The Leadership Pipeline NYC Schools Actually Needs
Senior Director of AI Innovation and Professional Development at CITE Former New York City Bronx Public High School Principal
The Leadership Pipeline NYC Schools Actually Needs

I became a principal in the Bronx at 33 years old, this was the picture very early on the morning of my first day in January 2017.
There was no onboarding manual. No playbook. No transition team. One day I was an assistant principal in Queens and the next day I was responsible for a building, a staff, and hundreds of students in one of the most complex educational environments in the country.
The people who helped me survive that first year were not consultants who flew in from out of state. They were the principals, APs, and district leaders who had been through it themselves — people who understood superintendent expectations, PPO realities, APPR pressures, and the weight of leading a school community in New York City.
That is the difference between a leadership pipeline that works and one that does not.
New York City has a leadership development challenge that most people in education understand but few talk about openly. The sheer complexity of NYCPS — the largest school system in the country — demands leaders who do not just understand instructional theory. They need to understand the system. The politics. The procurement. The culture of a building. The expectations that shift depending on which superintendent’s lens they are operating under.
External recruitment models bring in talented people. But talent without context is not enough. The leaders who sustain in this system, who stay and build and grow — the vast majority of them came up through it.
That is where CITE sits.
CITE has produced over 10,000 alumni across New York City and New York State. Nearly 1 in 4 current NYC principals are CITE graduates. New York City’s two most recent previous Chancellors went through CITE programs.
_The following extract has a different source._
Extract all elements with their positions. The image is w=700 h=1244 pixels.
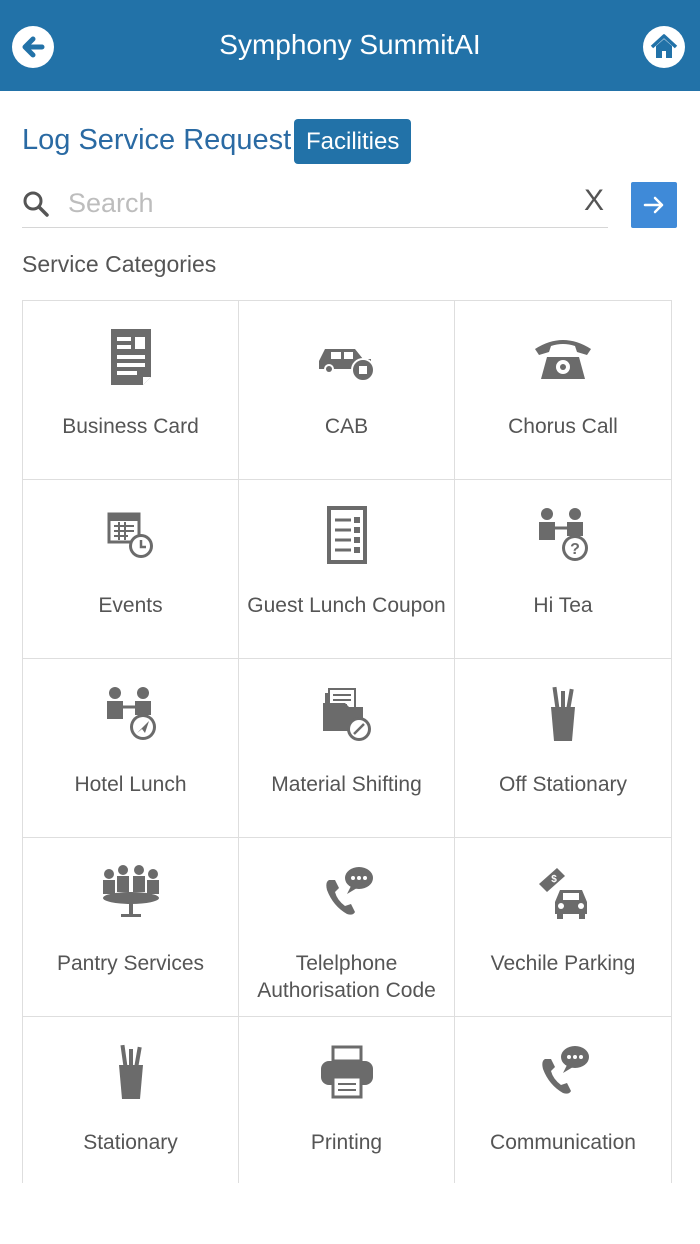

These are not isolated success stories. This is a pipeline.
On March 26th, the CITE Spring Gala — Night of Impact — will honor 21 students and alumni who represent the full breadth of that pipeline. From a Community Superintendent leading NYCDOE District 21, to a bilingual special education teacher closing gaps in a Westchester classroom. From a Senior Executive Director shaping new school development for NYCPS, to a graduate student in counseling who has not yet finished his program but is already making a difference.
Amanda Mercado. Shawn Rux. Crystal Joye. Rachel McCaulsky. Shirley Wheeler. Alexis Hernandez. Jenessa Kornaker. Teresa Eboras. Josephine Rodriguez. Justine Astacio.
These are not people who were recruited from outside the system. They are the system. They were developed inside of it, supported through CITE’s programs, and now they are leading it.
There is a version of leadership development in education that focuses on theoretical frameworks and research-based models delivered by people who have never had to explain to a parent why their child’s teacher left mid-year.
And there is a version that is built by practitioners, grounded in lived experience, and designed to develop leaders who stay.
CITE represents the latter. And the 21 honorees being recognized on March 26th are proof that it works.
The leadership pipeline NYC schools actually need is not a new idea. It is the one that already exists. It just needs to keep being invested in, supported, and recognized.
That is what the CITE Spring Gala — Night of Impact — is about.